Hari ini di salah satu WAG saya ramai dengan unggahan foto kuliner toge goreng, lengkap dengan foto pedagangnya.
Toge goreng sendiri adalah kuliner yang  berasal dari daerah Jawa Barat, Indonesia. Tepatnya, toge goreng adalah makanan yang banyak dijumpai di kota Bogor, Jawa Barat. Toge goreng telah menjadi salah satu ikon kuliner Bogor dan sangat populer di kalangan wisatawan dan penduduk lokal.
Namun di tengah keterkenalan dan kenikmatannya, banyak yang tidak menyadari atau peduli bahwa toge goreng ternyata bukan digoreng melainkan direbus.
Ya, meskipun namanya "toge goreng", yang menyiratkan bahwa toge tersebut telah digoreng, tetapi sebenarnya direbus.
Nama "toge goreng" telah digunakan secara luas di Indonesia, terutama di daerah Jawa Barat. Banyak pedagang dan penjual makanan menggunakan nama ini untuk menjual kuliner berbahan dasar toge, tahu dan oncom yang direbus dengan bumbu kecap dan bawang putih.

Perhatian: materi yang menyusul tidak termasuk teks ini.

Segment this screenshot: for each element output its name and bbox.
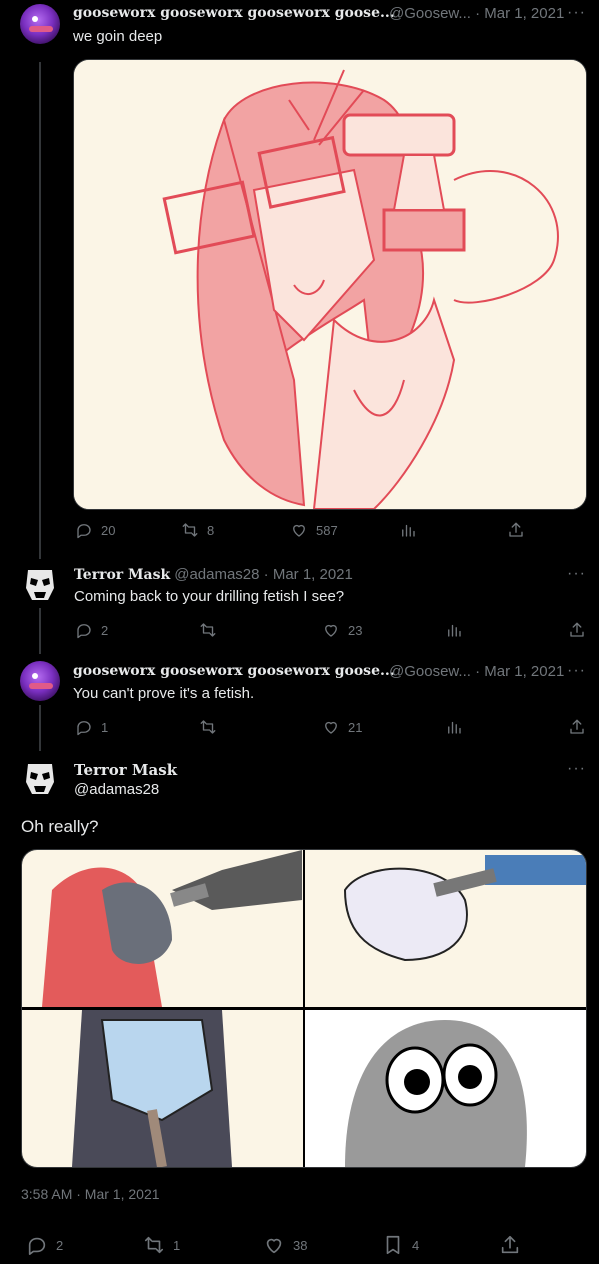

Pengulangan nama yang dilakukan sejak lama membuat orang percaya bahwa toge tersebut telah digoreng, meskipun sebenarnya direbus di atas nampang berisi air.
Pengulangan nama "toge goreng" yang membuat orang mempercayai bahwa toge tersebut telah digoreng merupakan contoh efek ilusi kebenaran (illusion of truth effect) dimana kebohongan yang diulang-ulang dapat menjadi kebenaran dalam pikiran orang.
Menurut para psikolog, efek ilusi kebenaran adalah fenomena psikologi di mana seseorang lebih cenderung mempercayai informasi yang telah mereka dengar sebelumnya, bahkan jika informasi tersebut tidak benar. Hal ini terjadi karena otak kita cenderung mengingat informasi yang telah kita dengar sebelumnya dan menganggapnya sebagai kebenaran.
Kebohongan dapat menjadi kebenaran melalui beberapa cara, seperti:
- Pengulangan: Kebohongan yang diulang-ulang dapat membuat kita lebih cenderung mempercayainya. Oti sebabnya, orang yang berbohong akan terus berbohong agar kebohongannya tidak diketahui dan berubah menjadi kebenaran.
- Sumber informasi yang kredibel: Jika kebohongan disampaikan oleh sumber informasi yang kredibel, kita lebih cenderung mempercayainya.
- Kurangnya informasi yang akurat: Jika kita tidak memiliki informasi yang akurat tentang suatu topik, kita lebih cenderung mempercayai kebohongan.